皆さんは「べろあい」という言葉をお聞きになったことがあるだろうか?

 一部詳しい方には極めて身近な「べろあい」だが、大半の読者には目新しいのではないかと思う。「べろあい」を巡る思いがけない物語をご紹介したい。

高貴とされた鉱物顔料

聖徳太子(ウィキペディア

 話が突然飛ぶようだが、日本古代の文化を思い出して頂きたい。聖徳太子が「十七条憲法」などと並行して定めたとされる制度に「冠位十二階」というものがあった。

 これは日本に公式に導入された、たぶん始めての体系だった官僚機構と言えるだろう。

 宮廷に務める官僚、つまり公務員のランクを12階級に分類する、中国・朝鮮半島の制度を参考に移入されたものである。

 「冠位十二階」は小学校高学年の社会の教科書にも登場すると思うが、この12ランクが色彩で区別されていたことは、あまり強調されていないかもしれない。

 宮廷での冠など着衣の色が身分によって定められていたのである。

 紫を最も高位として青、赤、緑、白、黒という6色を「上下」に分けて12階級としている。 

 物理に照らして考えれば、この中で紫や青は赤よりも光子として持つエネルギーが高い。虹の7色を考えれば分かりやすいだろう。

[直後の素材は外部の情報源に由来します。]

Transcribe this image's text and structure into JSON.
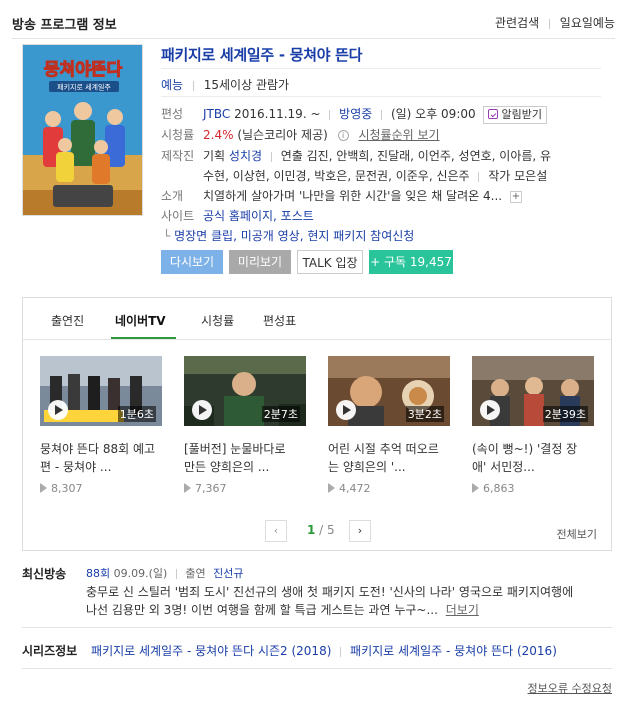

 紫外線の一種であるX線は高エネルギーで私たちの体を透過して体内の写真撮影が可能だし、赤外線はエネルギーが低く熱線として「赤外線こたつ」などにも利用される。

 古代中国や古代日本で紫や青が赤や緑より高位とされたのは単なる偶然かもしれない。実際、虹の7色は「赤橙黄緑青藍紫」の順でエネルギーが上がっていくけれど、冠位十二階では赤と緑が逆転している。だがこんな風に考えてみるとなかなか興味深い気がする。

 あるいは、冶金などの技術に長けた古代中国人は、より高度な技術でより高温に熱した時に発せられる光から、青や紫を尊い色と見なしたのかもしれない。歴史の真実は分からないが、こうした想像をたくましくするのはなかなか楽しいものである。